High-DPI: It’s About the Pixels
High-DPI is the next big hurdle for desktop Linux to overcome; many desktop environments are working towards it, and Plasma is no exception. Admittedly, this is one of the areas where KDE applications still require the most work visually.
The approach taken by the KDE folks is to use the system font size as the basis for simulating the system DPI, so by adjusting the DPI settings of the fonts you set the DPI of the desktop. It’s a bit awkward to think about, and users will not likely know how to achieve a high-DPI desktop at first glance. When adjusting the DPI there’s also a ‘tipping point’ where anything below 180 DPI seems to only adjust the fonts, and anything above 180 DPI ‘snaps’ other assets into higher resolution spaces.
Simulating a high DPI display by manually ramping up to the DPI to 180 and later 220, I was able to do some basic testing to see how well everything holds up for the increasingly photo-quality displays beginning to trickle into the market.
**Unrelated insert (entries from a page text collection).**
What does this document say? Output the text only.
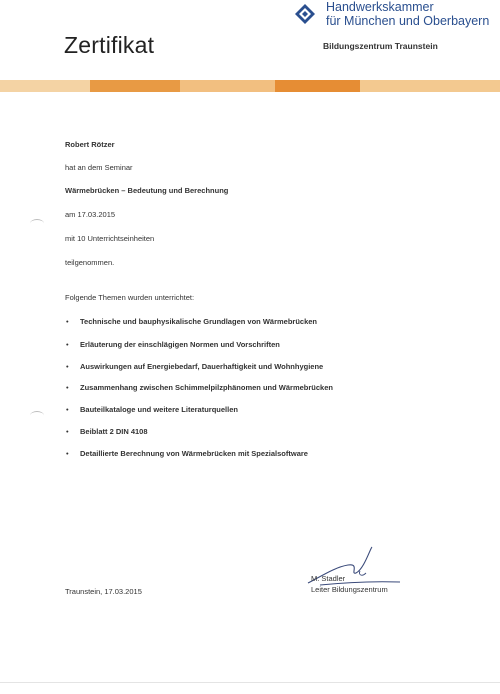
Handwerkskammer
für München und Oberbayern
Zertifikat	Bildungszentrum Traunstein
Robert Rötzer
hat an dem Seminar
Wärmebrücken – Bedeutung und Berechnung
am 17.03.2015
mit 10 Unterrichtseinheiten
teilgenommen.
Folgende Themen wurden unterrichtet:
• Technische und bauphysikalische Grundlagen von Wärmebrücken
• Erläuterung der einschlägigen Normen und Vorschriften
• Auswirkungen auf Energiebedarf, Dauerhaftigkeit und Wohnhygiene
• Zusammenhang zwischen Schimmelpilzphänomen und Wärmebrücken
• Bauteilkataloge und weitere Literaturquellen
• Beiblatt 2 DIN 4108
• Detaillierte Berechnung von Wärmebrücken mit Spezialsoftware
Traunstein, 17.03.2015
M. Stadler
Leiter Bildungszentrum
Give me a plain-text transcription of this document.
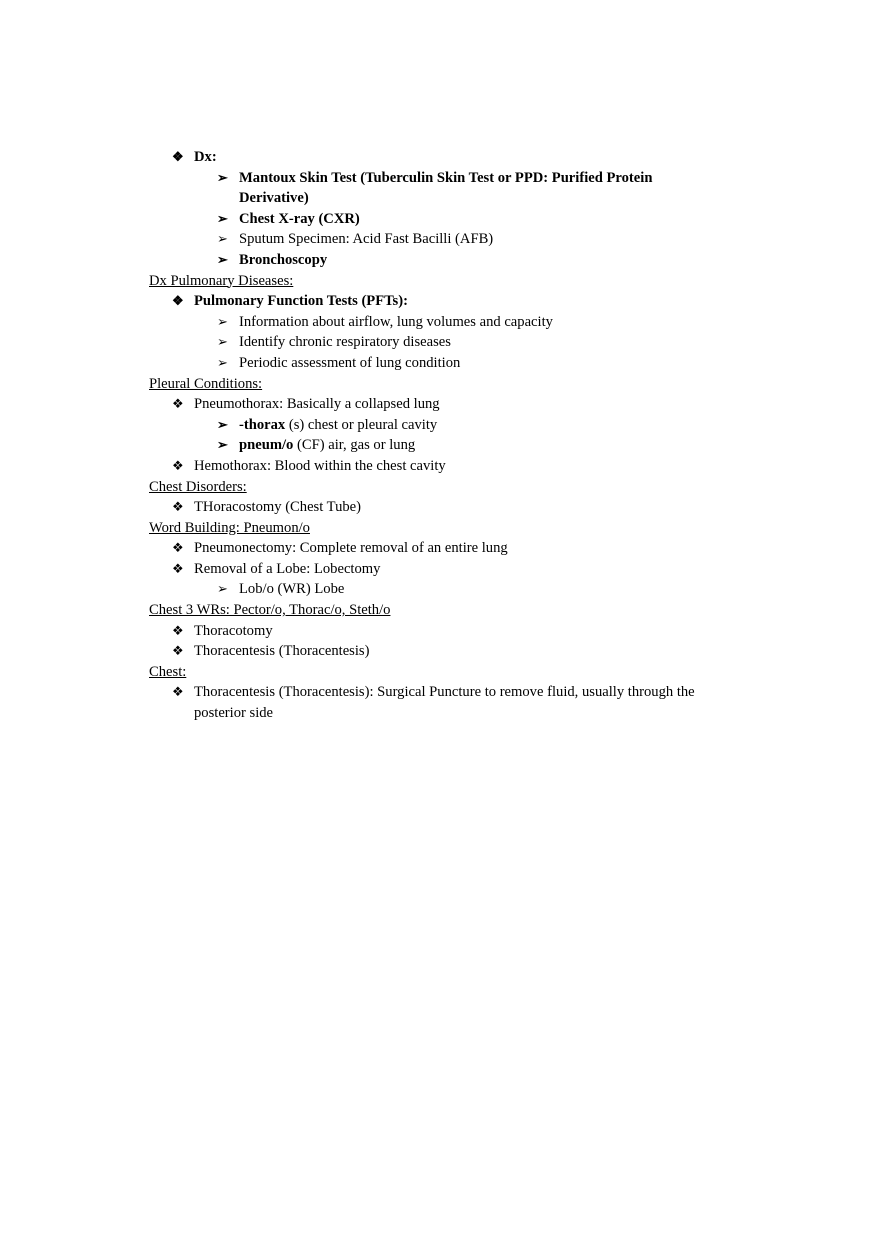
❖ Dx:
➢ Mantoux Skin Test (Tuberculin Skin Test or PPD: Purified Protein
Derivative)
➢ Chest X-ray (CXR)
➢ Sputum Specimen: Acid Fast Bacilli (AFB)
➢ Bronchoscopy
Dx Pulmonary Diseases:
❖ Pulmonary Function Tests (PFTs):
➢ Information about airflow, lung volumes and capacity
➢ Identify chronic respiratory diseases
➢ Periodic assessment of lung condition
Pleural Conditions:
❖ Pneumothorax: Basically a collapsed lung
➢ -thorax (s) chest or pleural cavity
➢ pneum/o (CF) air, gas or lung
❖ Hemothorax: Blood within the chest cavity
Chest Disorders:
❖ THoracostomy (Chest Tube)
Word Building: Pneumon/o
❖ Pneumonectomy: Complete removal of an entire lung
❖ Removal of a Lobe: Lobectomy
➢ Lob/o (WR) Lobe
Chest 3 WRs: Pector/o, Thorac/o, Steth/o
❖ Thoracotomy
❖ Thoracentesis (Thoracentesis)
Chest:
❖ Thoracentesis (Thoracentesis): Surgical Puncture to remove fluid, usually through the
posterior side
Several developers have demonstrated the ability to take advantage of dense displays, though by default applications must specifically enable high-quality graphics individually to avoid compatibility issues – this means that applications leveraging high-quality display-modes will likely do so with excellent effect, though not many (if any) applications do this yet.
The Plasma 5.2 desktop and its various widgets worked marvellously, and scaled up with no difficulty at all; the themes internally use vector graphics and this technical decision has made Plasma incredibly versatile in this manner. I feel as if I could ramp plasma up to inconceivable resolutions and it would shrug it off as “no big thing”. There are rough edges caused by some minor spacing issues on some individual widgets; they may be sorted out for the 5.2 release but I don’t know for sure, what I can say is Plasma as a technology is ready for dense displays.
Applications are a different story, being it’s a case of applications making the necessary tweaks to enable high-DPI support where it’s missing. This isn’t even a KDE-specific issue as most applications regardless of their parent projects have a hard time. The effect is often passable at lower DPI settings but not yet pleasurable, and it depends on your tolerance to design problems to decide if scaling up fonts is ‘enough’.
“Resolution enthusiasts” who are likely the early-adopters of high-DPI will be passing harsh judgement on applications, but they would also praise the Plasma desktop itself. Third party high-DPI support for applications like Steam and Firefox will be much more mixed, but at least with bumped-up font sizes offending applications have a chance to at least be readable.
An aside; as high-resolution graphics resolution becomes increasingly supported, people with poor eyesight will still see tremendous benefits if they bump up a traditional screen as I had done in my testing. My own vision isn’t 20/20 any more, but even a small DPI bump works perfectly on the Plasma Desktop and it makes reading much more comfortable – and I’m keeping mine set at ~120 DPI.